Gangs now frequently fight over smuggling routes to Britain, and over sites where they can pitch their tents while waiting to get to the UK.
People smugglers make huge profits guiding mainly young men into Britain, via ferries or the Channel Tunnel.
A spokesman for the prefecture which covers Calais said: ‘Police intervened to protect the Afghan migrants faced with 150 to 200 Eritrean migrants.
By 9pm, police said that a total of 13 migrants were seriously wounded, as other victims were found by police around the town.
Calais mayor said Natacha Bouchart reacted with fury to the incidents, saying such violence ‘was absolutely unacceptable’.
Ms Bouchart said: ‘The serious incidents multiplied from this afternoon. This was fighting between migrants, these were turf wars.
‘They are more and more guns, iron bars and other weapons being used.
‘We have to clear the area. This is a security issue. The public can’t carry on accepting this situation.’

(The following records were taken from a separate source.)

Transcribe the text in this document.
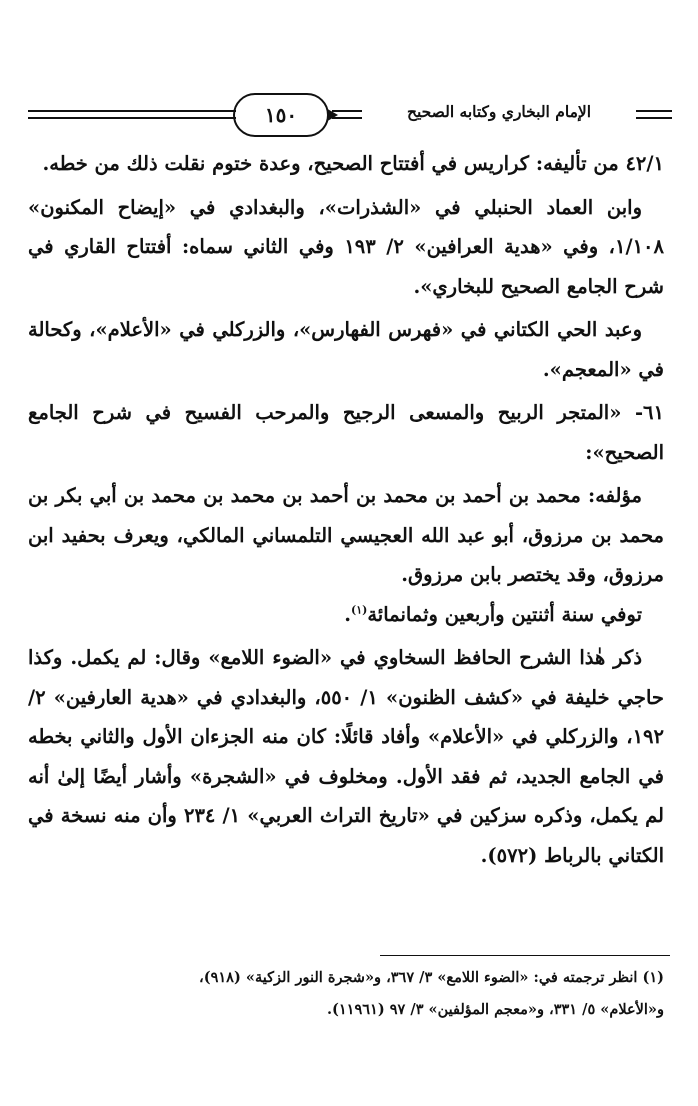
الإمام البخاري وكتابه الصحيح
١٥٠

٤٢/١ من تأليفه: كراريس في أفتتاح الصحيح، وعدة ختوم نقلت ذلك من خطه.

وابن العماد الحنبلي في «الشذرات»، والبغدادي في «إيضاح المكنون» ١/١٠٨، وفي «هدية العرافين» ٢/ ١٩٣ وفي الثاني سماه: أفتتاح القاري في شرح الجامع الصحيح للبخاري».

وعبد الحي الكتاني في «فهرس الفهارس»، والزركلي في «الأعلام»، وكحالة في «المعجم».

٦١- «المتجر الربيح والمسعى الرجيح والمرحب الفسيح في شرح الجامع الصحيح»:

مؤلفه: محمد بن أحمد بن محمد بن أحمد بن محمد بن محمد بن أبي بكر بن محمد بن مرزوق، أبو عبد الله العجيسي التلمساني المالكي، ويعرف بحفيد ابن مرزوق، وقد يختصر بابن مرزوق.

توفي سنة أثنتين وأربعين وثمانمائة$^{(١)}$.

ذكر هٰذا الشرح الحافظ السخاوي في «الضوء اللامع» وقال: لم يكمل. وكذا حاجي خليفة في «كشف الظنون» ١/ ٥٥٠، والبغدادي في «هدية العارفين» ٢/ ١٩٢، والزركلي في «الأعلام» وأفاد قائلًا: كان منه الجزءان الأول والثاني بخطه في الجامع الجديد، ثم فقد الأول. ومخلوف في «الشجرة» وأشار أيضًا إلىٰ أنه لم يكمل، وذكره سزكين في «تاريخ التراث العربي» ١/ ٢٣٤ وأن منه نسخة في الكتاني بالرباط (٥٧٢).

(١) انظر ترجمته في: «الضوء اللامع» ٣/ ٣٦٧، و«شجرة النور الزكية» (٩١٨)،

و«الأعلام» ٥/ ٣٣١، و«معجم المؤلفين» ٣/ ٩٧ (١١٩٦١).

In this file photo taken on September 27, 2017, migrants gather during a food distribution, in Grande-Scynthe near Calais, northern France, one week after French authorities evacuated hundreds of migrants from a wood on the northern coast
It follows the razing of the so-called Jungle shanty town, where up 8,000 men, women and children lived up until October 2016.
Last month, French President Emmanuel Macron said there would be zero tolerance towards those trying to use Calais as a ‘secret gateway’ to Brtitain.
He secured a new border deal with Prime Minister Theresa May, meaning Britain will have to pay more towards security in northern France, and take in more migrants through official channels.
During a keynote speech in the port town, Mr Macron said police and other agencies would stop them boarding trains, lorries and ferries heading for the UK.
But Mr Macron said it would come at a price to the British, who would be expected to pay more for security in Calais, and to accept greater numbers of migrants who cross the Channel to claim asylum.
‘Everything is done so that illegal passage to the United Kingdom is not possible,’ said Mr Macron. ‘Calais must not be a secret gateway to England.
‘The fundamental challenge is to ensure the security of the port of Calais and the Channel Tunnel’.
Mr Macron’s confident prediction followed more than two decades during which the town has acted as a magnet to refugees and economic migrants from all over the world.
Beyond pouring millions into more police and extra security measures in Calais, Mr Macron said he wanted to reduce the amount of time migrants spent in France.
‘We need to reduce the asylum application period from eighteen months on average today to six months, as do our European neighbours,’ he said.
There are currently up to a 1,000 migrants congregating illegally in the Calais area, according to charity groups and other observers.
Many have complained about police brutality – something that the authorities deny is a serious problem.